The International Space Station orbits the Earth about every 90 minutes. However, capturing it as it transits in front of other objects requires meticulous planning and perfect timing. Germany-based photographer Mehmet Ergün caught the ISS as it transits the Sun, and shared his absolutely stunning photo with DIYP.
Mehmet is an astrophotographer born in Turkey but grew up mostly in Germany. He’s been interested in our universe since he was a child, and this interest evolved and let Mehmet to becoming an astrophotographer. He learned it all himself and from observing the sky in the countryside as a child, he came to getting his first telescope in 2010. This is when his passion for astrophotography was born, and he’s been keeping it alive ever since.
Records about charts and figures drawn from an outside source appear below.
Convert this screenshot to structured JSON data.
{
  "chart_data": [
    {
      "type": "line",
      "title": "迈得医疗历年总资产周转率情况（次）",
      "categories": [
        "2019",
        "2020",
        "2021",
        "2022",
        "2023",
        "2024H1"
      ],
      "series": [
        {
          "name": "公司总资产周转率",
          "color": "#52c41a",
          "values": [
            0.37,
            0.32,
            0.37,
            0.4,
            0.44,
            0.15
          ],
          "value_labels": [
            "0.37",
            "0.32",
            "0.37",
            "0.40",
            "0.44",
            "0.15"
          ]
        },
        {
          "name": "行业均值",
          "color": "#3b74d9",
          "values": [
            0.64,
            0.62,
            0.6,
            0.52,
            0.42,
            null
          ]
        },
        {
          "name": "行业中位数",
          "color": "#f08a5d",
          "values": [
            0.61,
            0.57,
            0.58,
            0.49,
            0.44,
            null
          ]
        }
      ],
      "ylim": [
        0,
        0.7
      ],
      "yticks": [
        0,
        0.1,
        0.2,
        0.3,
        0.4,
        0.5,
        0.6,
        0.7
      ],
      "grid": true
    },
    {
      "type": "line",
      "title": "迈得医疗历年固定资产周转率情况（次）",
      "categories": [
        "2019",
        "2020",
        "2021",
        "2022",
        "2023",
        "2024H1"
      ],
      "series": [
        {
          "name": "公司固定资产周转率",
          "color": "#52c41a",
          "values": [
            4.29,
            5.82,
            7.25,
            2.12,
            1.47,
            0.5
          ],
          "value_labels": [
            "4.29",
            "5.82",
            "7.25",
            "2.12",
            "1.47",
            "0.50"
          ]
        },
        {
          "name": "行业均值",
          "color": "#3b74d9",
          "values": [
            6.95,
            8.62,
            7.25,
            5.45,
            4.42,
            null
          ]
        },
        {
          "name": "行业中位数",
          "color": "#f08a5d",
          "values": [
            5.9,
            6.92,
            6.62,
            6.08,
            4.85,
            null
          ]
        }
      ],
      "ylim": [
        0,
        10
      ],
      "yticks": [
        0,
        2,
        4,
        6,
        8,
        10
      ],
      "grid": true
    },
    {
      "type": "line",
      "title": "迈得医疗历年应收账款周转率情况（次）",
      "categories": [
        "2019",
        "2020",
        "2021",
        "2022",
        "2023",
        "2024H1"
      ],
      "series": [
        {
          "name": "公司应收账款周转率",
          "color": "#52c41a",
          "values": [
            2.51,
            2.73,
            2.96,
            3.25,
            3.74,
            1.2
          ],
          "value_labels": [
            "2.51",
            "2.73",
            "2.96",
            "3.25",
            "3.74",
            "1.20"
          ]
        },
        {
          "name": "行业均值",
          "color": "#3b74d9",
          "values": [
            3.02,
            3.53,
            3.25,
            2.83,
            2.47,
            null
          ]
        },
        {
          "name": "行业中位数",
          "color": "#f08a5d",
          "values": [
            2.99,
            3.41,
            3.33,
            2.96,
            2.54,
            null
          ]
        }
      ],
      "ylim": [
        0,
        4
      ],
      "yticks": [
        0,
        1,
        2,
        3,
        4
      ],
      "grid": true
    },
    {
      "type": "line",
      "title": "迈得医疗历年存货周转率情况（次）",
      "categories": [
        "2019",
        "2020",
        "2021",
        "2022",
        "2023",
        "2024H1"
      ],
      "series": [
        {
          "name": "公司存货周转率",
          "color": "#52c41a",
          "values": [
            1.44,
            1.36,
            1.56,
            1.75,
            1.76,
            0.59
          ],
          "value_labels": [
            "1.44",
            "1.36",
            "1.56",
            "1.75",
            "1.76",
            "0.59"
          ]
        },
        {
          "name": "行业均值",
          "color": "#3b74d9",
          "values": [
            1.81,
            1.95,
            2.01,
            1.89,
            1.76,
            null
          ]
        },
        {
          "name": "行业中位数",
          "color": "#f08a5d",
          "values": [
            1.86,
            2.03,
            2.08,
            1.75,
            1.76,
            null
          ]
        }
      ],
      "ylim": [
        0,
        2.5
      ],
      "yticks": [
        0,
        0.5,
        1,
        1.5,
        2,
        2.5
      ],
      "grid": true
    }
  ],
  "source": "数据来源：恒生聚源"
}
His passion, talent, and dedication brought Mehmet recognition in the astrophotography circles. His photo of the ISS transiting in front of the sun was proclaimed Astronomy Picture of the Day (APOD) for 4 May.
The end result is actually an HDR image of three photos combined together, all taken from the same location at nearly the same time. The first image is overexposed, showing the faint prominences seen across the top of the Sun. The second image is underexposed so it captures the complex texture of the Sun’s chromosphere. The third image is the toughest one to get. It shows the ISS as it shot across the Sun in a fraction of a second.
“Transiting the Sun is not very unusual for the ISS, which orbits the Earth about every 90 minutes,” APOD explains. “But getting one’s location, timing, and equipment just right for a great image is rare.” This is why Mehmet’s image is so special and recognition-worthy. And of course, it’s quite beautiful too!